O PLV 19 inclui a suspensão das cláusulas chamadas covenants dos contratos de empréstimos. Os covenants são comuns em debêntures e tipicamente restringem a capacidade da empresa de se endividar acima de determinado limite ou de deteriorar substancialmente sua saúde financeira, incentivando a prudência.

O eventual descumprimento de covenants frequentemente motiva uma repactuação dos termos entre empresa e credores, em geral com aumento dos juros pagos pela empresa recebedora do financiamento.

Embora a nobre intenção dos legisladores seja preservar a empresa, ocorrerá precisamente o inverso. Materializa-se, uma vez mais, a degradação da “segurança jurídica”, fundamental para a prosperidade. É o estado invadindo e tutelando a vontade das partes, por meio do dirigismo contratual de cunho socialista, como afirma o jurista Arnoldo Wald.

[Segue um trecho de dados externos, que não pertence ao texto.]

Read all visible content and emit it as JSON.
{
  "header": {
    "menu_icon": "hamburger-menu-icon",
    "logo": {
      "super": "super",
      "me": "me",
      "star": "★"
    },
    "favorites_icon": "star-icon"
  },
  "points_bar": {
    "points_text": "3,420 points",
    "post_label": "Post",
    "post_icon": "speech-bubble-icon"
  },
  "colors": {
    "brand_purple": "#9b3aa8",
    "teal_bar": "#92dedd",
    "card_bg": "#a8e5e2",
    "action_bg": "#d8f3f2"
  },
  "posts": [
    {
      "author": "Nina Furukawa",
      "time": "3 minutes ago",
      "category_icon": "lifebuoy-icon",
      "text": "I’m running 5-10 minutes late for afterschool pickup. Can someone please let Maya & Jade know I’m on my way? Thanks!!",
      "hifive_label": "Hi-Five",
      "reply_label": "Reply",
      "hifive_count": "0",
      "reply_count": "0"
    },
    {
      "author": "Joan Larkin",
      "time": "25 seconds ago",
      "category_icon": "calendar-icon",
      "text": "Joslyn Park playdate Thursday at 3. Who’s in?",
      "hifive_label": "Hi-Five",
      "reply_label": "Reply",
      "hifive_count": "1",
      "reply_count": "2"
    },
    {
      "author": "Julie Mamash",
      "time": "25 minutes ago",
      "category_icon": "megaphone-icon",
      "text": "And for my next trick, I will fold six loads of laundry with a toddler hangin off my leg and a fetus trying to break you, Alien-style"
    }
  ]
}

Isso serve apenas para criar ainda mais incerteza, mais imprevisibilidade e mais instabilidade, o que afeta não apenas investimentos, mas também, e principalmente, o financiamento a estes investimentos de longo prazo.

Consequentemente, perdem as empresas, o emprego e o investimento, que dependem de novos financiamentos.

Dado o risco “político” — de mudanças de regras no meio do caminho—, é difícil vislumbrar que o investidor estrangeiro continue concedendo novos empréstimos no Brasil em igual montante. E se conceder, é de se presumir que será a custo mais alto.

O problema que ainda não se vê

O Brasil necessitará de R$ 750 bilhões de investimentos até 2033 só na universalização do acesso ao saneamento. Serão muitos trilhões adicionais em infraestrutura, segurança pública, educação e saúde. Como o Congresso demonstra que não hesita em intervir, é improvável que as empresas consigam levantar os recursos.

É exatamente em períodos de crise que contratos são importantes. Caso houvesse certeza de cumprimento dos termos, contratos seriam desnecessários. O direito já possui instrumentos para lidar com situações extremas e adversas, como as previsões de “força maior”, “caso fortuito”, a repactuação e a novação, bem como as possibilidades de que o juiz possa mediar o contrato.

Essa intervenção tem como justificativa a pandemia de Covid-19. Só que essa não é a primeira pandemia da história; no século XX tivemos desastres muito piores. Não faz sentido usar a atual como justificativa para quebrar contratos.

É fundamental que o presidente vete o artigo das covenants do PLV 19 e que mantenha sua caneta Compactor do veto aquecida, pois em breve deve chegar para sanção também o PL 1.397, que interfere em processos de recuperação judicial de empresas e pune exatamente o investidor que injetou recursos novos para auxiliar a empresa.